FILE PHOTO: A plane flies behind a new Cathay Pacific Airways Airbus A350 after being received by the airline at Hong Kong Airport, China May 30, 2016. REUTERS/Bobby Yip/File Photo
Shares rose more than 2% in early trade and later fell by nearly as much, with analysts cautioning that while Hogg’s resignation, announced on Friday, appeared necessary to placate Beijing, the Hong Kong airline faced a setback to its three-year financial turnaround plan as a result.
Cathay has emerged as the highest-profile corporate target as Beijing looks to quell protests that have gone on for 11 straight weeks in the Chinese-controlled territory.
The airline has appointed Augustus Tang, a former Cathay executive who had been running an aircraft engineering business for parent Swire Pacific Ltd (0019.HK), as its new chief executive as it attempts to salvage relations with Beijing.
The Chinese regulator had demanded it suspend staff supporting anti-government protests.
Tang’s priority should be rebuilding the brand and restoring customer confidence in all markets, including Hong Kong, the mainland and overseas after the Chinese regulatory action and recent disruptions at Hong Kong airport, CAPA Centre for Aviation Chief Analyst Brendan Sobie said.
“Work related to completion of the three-year restructuring may take a back seat for a few months but will be revisited once things stabilize,” he said.
Cathay swung to its first profit for the January-June period since 2016 on the back of a transformation plan led by Hogg and forecast it would post higher earnings in the seasonally better second half.

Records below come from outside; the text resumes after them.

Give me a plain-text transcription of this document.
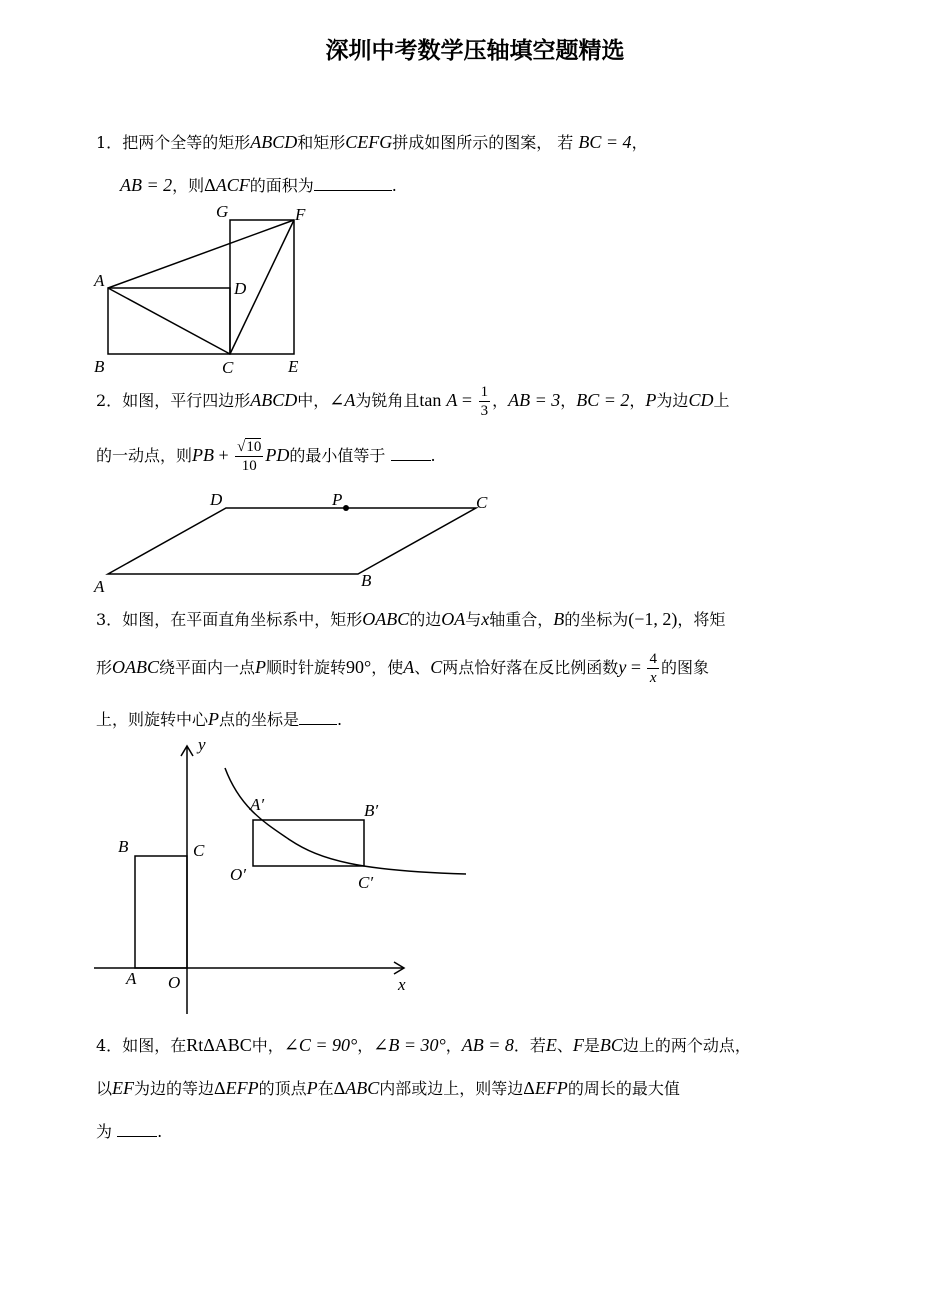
深圳中考数学压轴填空题精选
1．把两个全等的矩形ABCD和矩形CEFG拼成如图所示的图案， 若 BC = 4，
AB = 2，则ΔACF的面积为	.
A
B	C
D
E
F
G
2．如图，平行四边形ABCD中，∠A为锐角且$\tan A = \frac{1}{3}$ ，AB = 3，BC = 2，P为边CD上
的一动点，则PB + $\frac{√10}{10}$ PD的最小值等于	.
D	P	C
A	B
3．如图，在平面直角坐标系中，矩形OABC的边OA与x轴重合，B的坐标为(−1, 2)，将矩
形OABC绕平面内一点P顺时针旋转90°，使A、C两点恰好落在反比例函数$y = \frac{4}{x}$ 的图象
上，则旋转中心P点的坐标是 .
y
B	C
A O	x
A′	B′
O′	C′
4．如图，在RtΔABC中，∠C = 90°，∠B = 30°，AB = 8．若E、F是BC边上的两个动点，
以EF为边的等边ΔEFP的顶点P在ΔABC内部或边上，则等边ΔEFP的周长的最大值
为	.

“Management’s priority now, I suspect, would be how to curb further interference from the CAAC – an almost impossible task,” said Shukor Yusof, the head of consultancy Endau Analytics, referring to the Civil Aviation Administration of China.
“The transformation will be on the back burner for the time being, given that Augustus Tang isn’t someone the market is familiar with.”
Morningstar analyst Ivan Su said he believed Cathay had done enough to prevent it from being cut off from Chinese airspace, but possibly not enough to placate all Chinese travelers.
“The carrier will likely see weaker demand if travelers boycott Cathay over the short term,” he said.
Endau’s Yusof said in the longer term, 30% shareholder Air China could buy the remainder of Cathay, but there was no urgency because the Hong Kong carrier was in a state of flux.
“That will only occur when the political climate is right.”